Dr. Redden claims that Barbara Smith, Kimberlé Crenshaw, and Moya Bailey are three of her favorite black women. She loves Barbara Smith because when going to women’s empowerment meetings, she had to leave her race at the door. When going to Black power movements, she had to leave her gender at the door. When she went to both movements, she had to temporarily abandon her queer identity. It was Kimberlé who defined the term intersectionality, and Moya Bailey who coined the word “Misogynoir.” Thus, they have left a lasting impression on how we as people view race, gender, identity, and sexuality cohesively.
Despite it being the International Decade for people of African Descent (2015-2024), hate crimes are on the rise in Rio de Janeiro. There is increasing hostility to syncretic religion, and Brazil has elected officials of terrible caliber.
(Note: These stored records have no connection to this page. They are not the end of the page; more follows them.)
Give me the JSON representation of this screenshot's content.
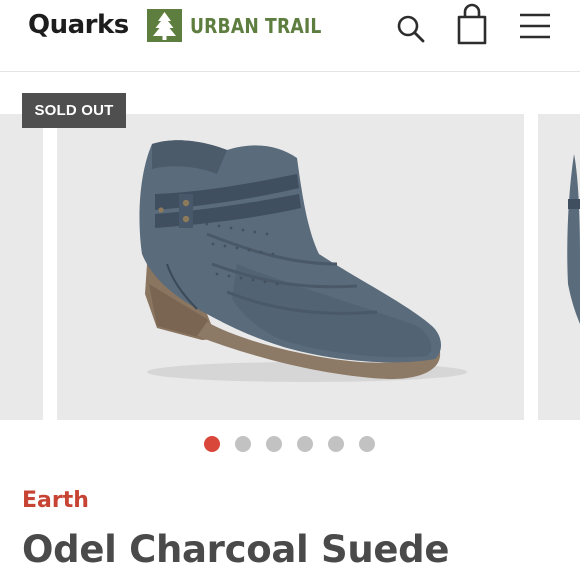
{
  "header": {
    "brand_logo": "Quarks",
    "partner_logo": "URBAN TRAIL",
    "icons": [
      "search-icon",
      "shopping-bag-icon",
      "hamburger-menu-icon"
    ]
  },
  "product": {
    "badge": "SOLD OUT",
    "brand": "Earth",
    "name": "Odel Charcoal Suede",
    "image": "charcoal-suede-ankle-boot"
  },
  "carousel": {
    "slide_count": 6,
    "active_index": 0
  },
  "colors": {
    "brand_dark": "#1d1d1d",
    "urban_trail_green": "#5e7e40",
    "accent_red": "#d9473b",
    "brand_text_red": "#c74435",
    "badge_bg": "#4f4f4f",
    "dot_inactive": "#c2c2c2",
    "image_bg": "#e9e9e9"
  }
}
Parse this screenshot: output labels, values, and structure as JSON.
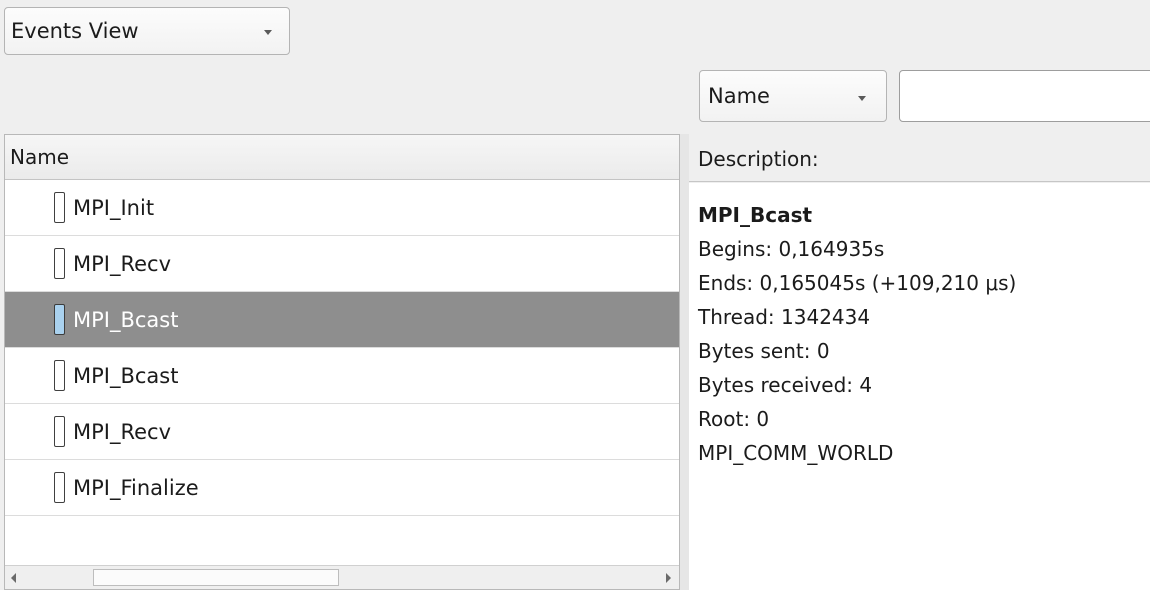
{
  "view_select": {
    "value": "Events View"
  },
  "filter": {
    "field": "Name",
    "query": ""
  },
  "list": {
    "header": "Name",
    "rows": [
      {
        "label": "MPI_Init",
        "selected": false
      },
      {
        "label": "MPI_Recv",
        "selected": false
      },
      {
        "label": "MPI_Bcast",
        "selected": true
      },
      {
        "label": "MPI_Bcast",
        "selected": false
      },
      {
        "label": "MPI_Recv",
        "selected": false
      },
      {
        "label": "MPI_Finalize",
        "selected": false
      }
    ]
  },
  "description": {
    "header": "Description:",
    "title": "MPI_Bcast",
    "lines": [
      "Begins: 0,164935s",
      "Ends: 0,165045s (+109,210 μs)",
      "Thread: 1342434",
      "Bytes sent: 0",
      "Bytes received: 4",
      "Root: 0",
      "MPI_COMM_WORLD"
    ]
  },
  "colors": {
    "selected_row_bg": "#8e8e8e",
    "selected_swatch": "#a9d1ee"
  }
}
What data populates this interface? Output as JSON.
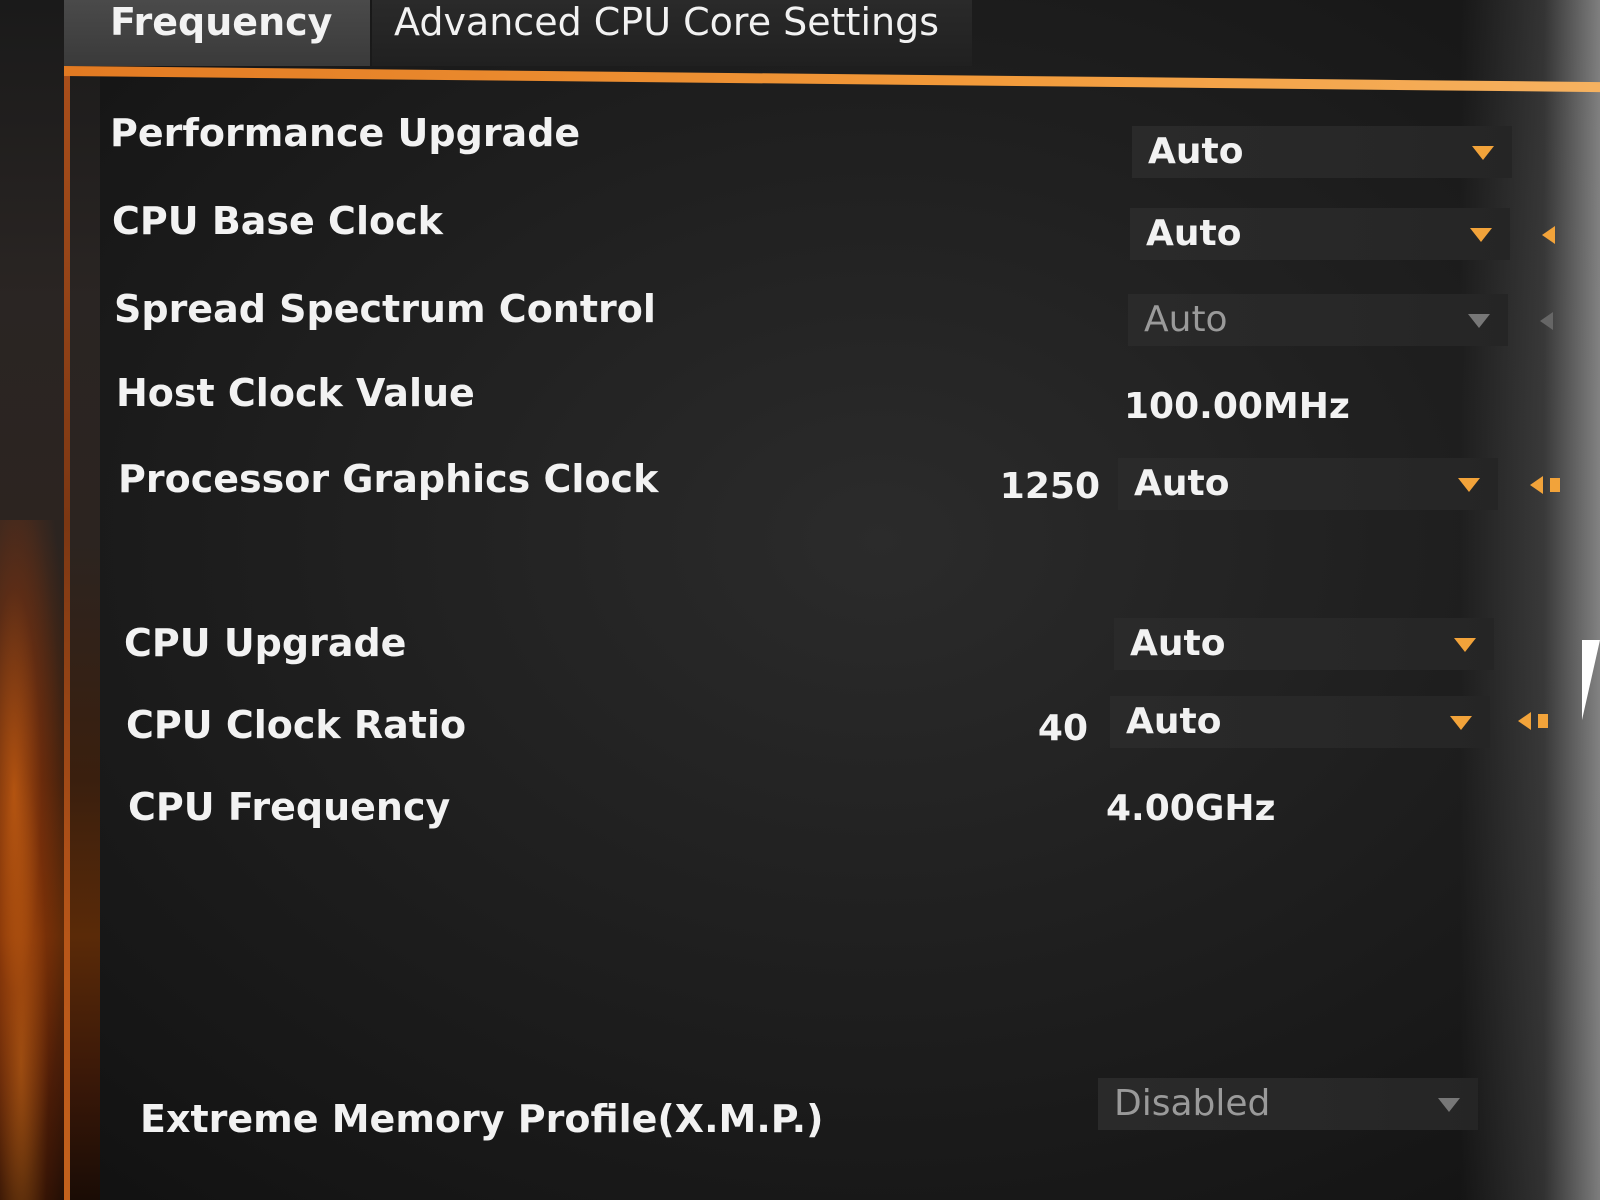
{
  "tabs": [
    {
      "label": "Frequency"
    },
    {
      "label": "Advanced CPU Core Settings"
    }
  ],
  "settings": [
    {
      "label": "Performance Upgrade",
      "value": "Auto"
    },
    {
      "label": "CPU Base Clock",
      "value": "Auto"
    },
    {
      "label": "Spread Spectrum Control",
      "value": "Auto"
    },
    {
      "label": "Host Clock Value",
      "value": "100.00MHz"
    },
    {
      "label": "Processor Graphics Clock",
      "current": "1250",
      "value": "Auto"
    },
    {
      "label": "CPU Upgrade",
      "value": "Auto"
    },
    {
      "label": "CPU Clock Ratio",
      "current": "40",
      "value": "Auto"
    },
    {
      "label": "CPU Frequency",
      "value": "4.00GHz"
    },
    {
      "label": "Extreme Memory Profile(X.M.P.)",
      "value": "Disabled"
    }
  ],
  "colors": {
    "accent": "#f2a33a",
    "tab_underline": "#e27a22",
    "text": "#f2f2f2",
    "disabled_text": "#9a9a9a"
  },
  "icons": [
    "chevron-down-icon",
    "arrow-left-icon",
    "mouse-cursor-icon"
  ]
}
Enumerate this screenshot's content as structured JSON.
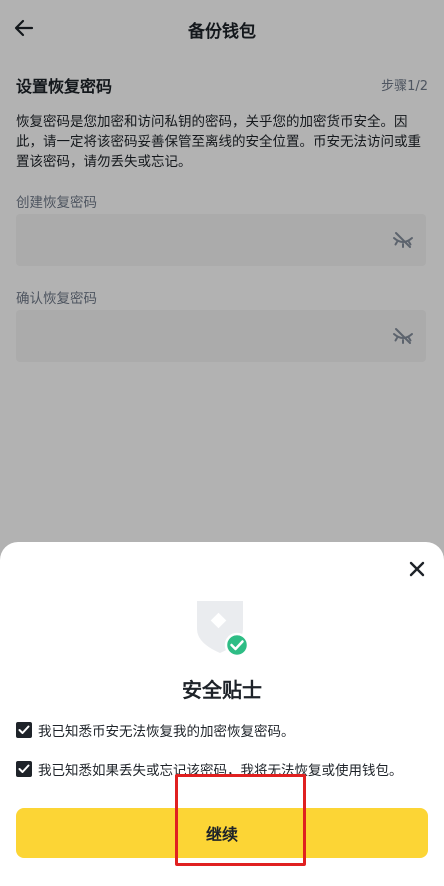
{
  "header": {
    "title": "备份钱包",
    "back_icon": "arrow-left-icon"
  },
  "section": {
    "title": "设置恢复密码",
    "step": "步骤1/2",
    "description": "恢复密码是您加密和访问私钥的密码，关乎您的加密货币安全。因此，请一定将该密码妥善保管至离线的安全位置。币安无法访问或重置该密码，请勿丢失或忘记。"
  },
  "fields": [
    {
      "label": "创建恢复密码",
      "value": "",
      "icon": "eye-off-icon"
    },
    {
      "label": "确认恢复密码",
      "value": "",
      "icon": "eye-off-icon"
    }
  ],
  "sheet": {
    "title": "安全贴士",
    "close_icon": "close-icon",
    "illustration": "shield-check-icon",
    "checkboxes": [
      {
        "label": "我已知悉币安无法恢复我的加密恢复密码。",
        "checked": true
      },
      {
        "label": "我已知悉如果丢失或忘记该密码，我将无法恢复或使用钱包。",
        "checked": true
      }
    ],
    "continue_label": "继续"
  },
  "colors": {
    "accent": "#fcd535",
    "success": "#2ebd85",
    "text": "#1e2329",
    "secondary": "#707a8a",
    "annotation": "#e02020"
  }
}
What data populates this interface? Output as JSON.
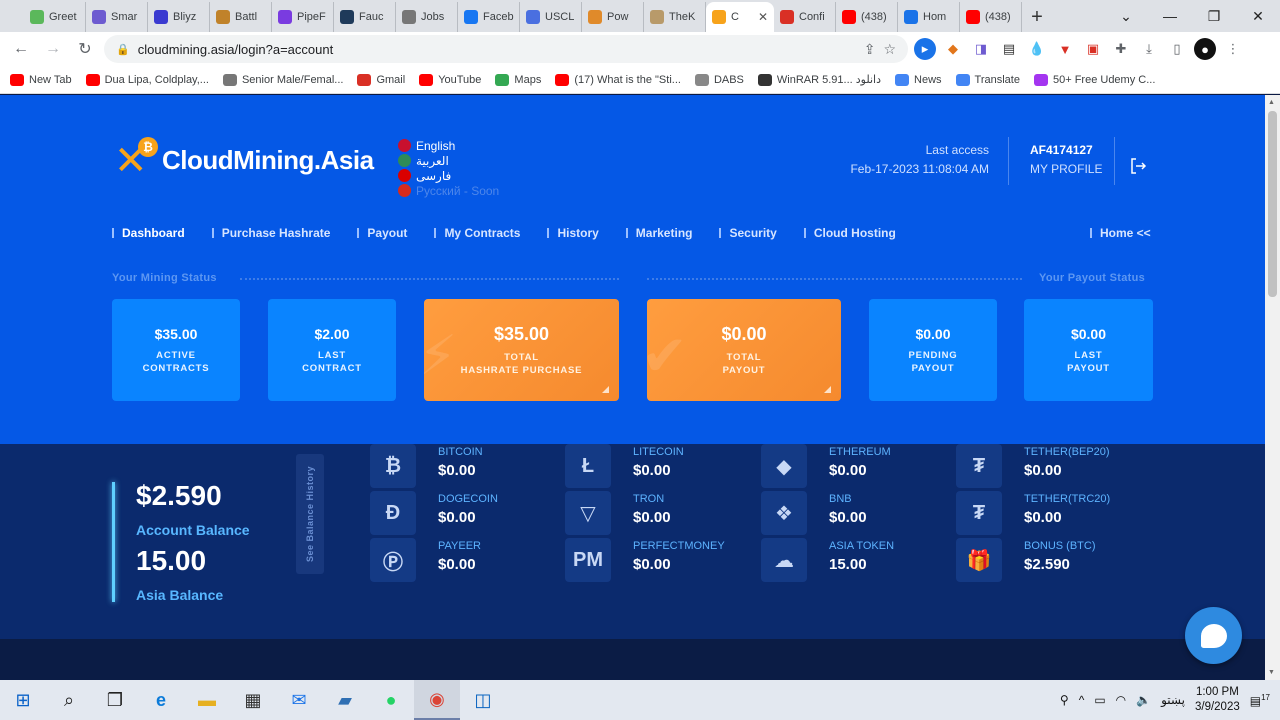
{
  "browser": {
    "tabs": [
      {
        "title": "Greet",
        "icon": "v-icon",
        "color": "#5bb85b"
      },
      {
        "title": "Smar",
        "icon": "shield-icon",
        "color": "#6d5bd0"
      },
      {
        "title": "Bliyz",
        "icon": "grid-icon",
        "color": "#3a3ad0"
      },
      {
        "title": "Battl",
        "icon": "cross-swords-icon",
        "color": "#c0822a"
      },
      {
        "title": "PipeF",
        "icon": "pipe-icon",
        "color": "#7a3be0"
      },
      {
        "title": "Fauc",
        "icon": "f-icon",
        "color": "#1f3a5a"
      },
      {
        "title": "Jobs",
        "icon": "person-icon",
        "color": "#777777"
      },
      {
        "title": "Faceb",
        "icon": "facebook-icon",
        "color": "#1877f2"
      },
      {
        "title": "USCL",
        "icon": "shield-icon",
        "color": "#4a6fe0"
      },
      {
        "title": "Pow",
        "icon": "paw-icon",
        "color": "#e08a2a"
      },
      {
        "title": "TheK",
        "icon": "badge-icon",
        "color": "#b89a6a"
      },
      {
        "title": "C",
        "icon": "cloudmining-icon",
        "color": "#f7a31b",
        "active": true
      },
      {
        "title": "Confi",
        "icon": "gmail-icon",
        "color": "#d93025"
      },
      {
        "title": "(438)",
        "icon": "youtube-icon",
        "color": "#ff0000"
      },
      {
        "title": "Hom",
        "icon": "chain-icon",
        "color": "#1a73e8"
      },
      {
        "title": "(438)",
        "icon": "youtube-icon",
        "color": "#ff0000"
      }
    ],
    "url": "cloudmining.asia/login?a=account",
    "bookmarks": [
      {
        "label": "New Tab",
        "color": "#ff0000"
      },
      {
        "label": "Dua Lipa, Coldplay,...",
        "color": "#ff0000"
      },
      {
        "label": "Senior Male/Femal...",
        "color": "#777777"
      },
      {
        "label": "Gmail",
        "color": "#d93025"
      },
      {
        "label": "YouTube",
        "color": "#ff0000"
      },
      {
        "label": "Maps",
        "color": "#34a853"
      },
      {
        "label": "(17) What is the \"Sti...",
        "color": "#ff0000"
      },
      {
        "label": "DABS",
        "color": "#888888"
      },
      {
        "label": "WinRAR 5.91... دانلود",
        "color": "#333333"
      },
      {
        "label": "News",
        "color": "#4285f4"
      },
      {
        "label": "Translate",
        "color": "#4285f4"
      },
      {
        "label": "50+ Free Udemy C...",
        "color": "#a435f0"
      }
    ]
  },
  "site": {
    "logo_text": "CloudMining.Asia",
    "languages": [
      {
        "label": "English",
        "flag": "#c8102e"
      },
      {
        "label": "العربية",
        "flag": "#2e8b57"
      },
      {
        "label": "فارسی",
        "flag": "#da0000"
      },
      {
        "label": "Русский - Soon",
        "flag": "#d52b1e",
        "muted": true
      }
    ],
    "last_access_label": "Last access",
    "last_access_time": "Feb-17-2023 11:08:04 AM",
    "account_id": "AF4174127",
    "my_profile": "MY PROFILE",
    "nav": [
      "Dashboard",
      "Purchase Hashrate",
      "Payout",
      "My Contracts",
      "History",
      "Marketing",
      "Security",
      "Cloud Hosting"
    ],
    "home_link": "Home <<",
    "mining_status_label": "Your Mining Status",
    "payout_status_label": "Your Payout Status",
    "cards": [
      {
        "value": "$35.00",
        "label1": "ACTIVE",
        "label2": "CONTRACTS"
      },
      {
        "value": "$2.00",
        "label1": "LAST",
        "label2": "CONTRACT"
      },
      {
        "value": "$35.00",
        "label1": "TOTAL",
        "label2": "HASHRATE PURCHASE"
      },
      {
        "value": "$0.00",
        "label1": "TOTAL",
        "label2": "PAYOUT"
      },
      {
        "value": "$0.00",
        "label1": "PENDING",
        "label2": "PAYOUT"
      },
      {
        "value": "$0.00",
        "label1": "LAST",
        "label2": "PAYOUT"
      }
    ],
    "account_balance": "$2.590",
    "account_balance_label": "Account Balance",
    "asia_balance": "15.00",
    "asia_balance_label": "Asia Balance",
    "balance_history": "See Balance History",
    "coins": [
      {
        "name": "BITCOIN",
        "value": "$0.00",
        "icon": "bitcoin-icon",
        "glyph": "₿"
      },
      {
        "name": "LITECOIN",
        "value": "$0.00",
        "icon": "litecoin-icon",
        "glyph": "Ł"
      },
      {
        "name": "ETHEREUM",
        "value": "$0.00",
        "icon": "ethereum-icon",
        "glyph": "◆"
      },
      {
        "name": "TETHER(BEP20)",
        "value": "$0.00",
        "icon": "tether-icon",
        "glyph": "₮"
      },
      {
        "name": "DOGECOIN",
        "value": "$0.00",
        "icon": "dogecoin-icon",
        "glyph": "Đ"
      },
      {
        "name": "TRON",
        "value": "$0.00",
        "icon": "tron-icon",
        "glyph": "▽"
      },
      {
        "name": "BNB",
        "value": "$0.00",
        "icon": "bnb-icon",
        "glyph": "❖"
      },
      {
        "name": "TETHER(TRC20)",
        "value": "$0.00",
        "icon": "tether-icon",
        "glyph": "₮"
      },
      {
        "name": "PAYEER",
        "value": "$0.00",
        "icon": "payeer-icon",
        "glyph": "Ⓟ"
      },
      {
        "name": "PERFECTMONEY",
        "value": "$0.00",
        "icon": "perfectmoney-icon",
        "glyph": "PM"
      },
      {
        "name": "ASIA TOKEN",
        "value": "15.00",
        "icon": "cloud-icon",
        "glyph": "☁"
      },
      {
        "name": "BONUS (BTC)",
        "value": "$2.590",
        "icon": "gift-icon",
        "glyph": "🎁"
      }
    ]
  },
  "taskbar": {
    "lang": "پښتو",
    "time": "1:00 PM",
    "date": "3/9/2023",
    "notifications": "17"
  }
}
A member of the Brazilian Republican Party and Mayor Marcelo Crivella has cut Carnival funding and de-funded Samba schools. Bolsonaro, the president, is racist, misogynistic, and homophobic, and once said to a woman, “I would not rape you because you do not deserve it. You are not my type, you are just fat and ugly.”
Amidst this political tragedy, Dr. Redden hopes that students, professionals, and citizens, in general, recognize that there is no point to empowerment if there is no cause. There is no point in getting information if people do not know why they are getting that information. She hopes that her students are able to change the world.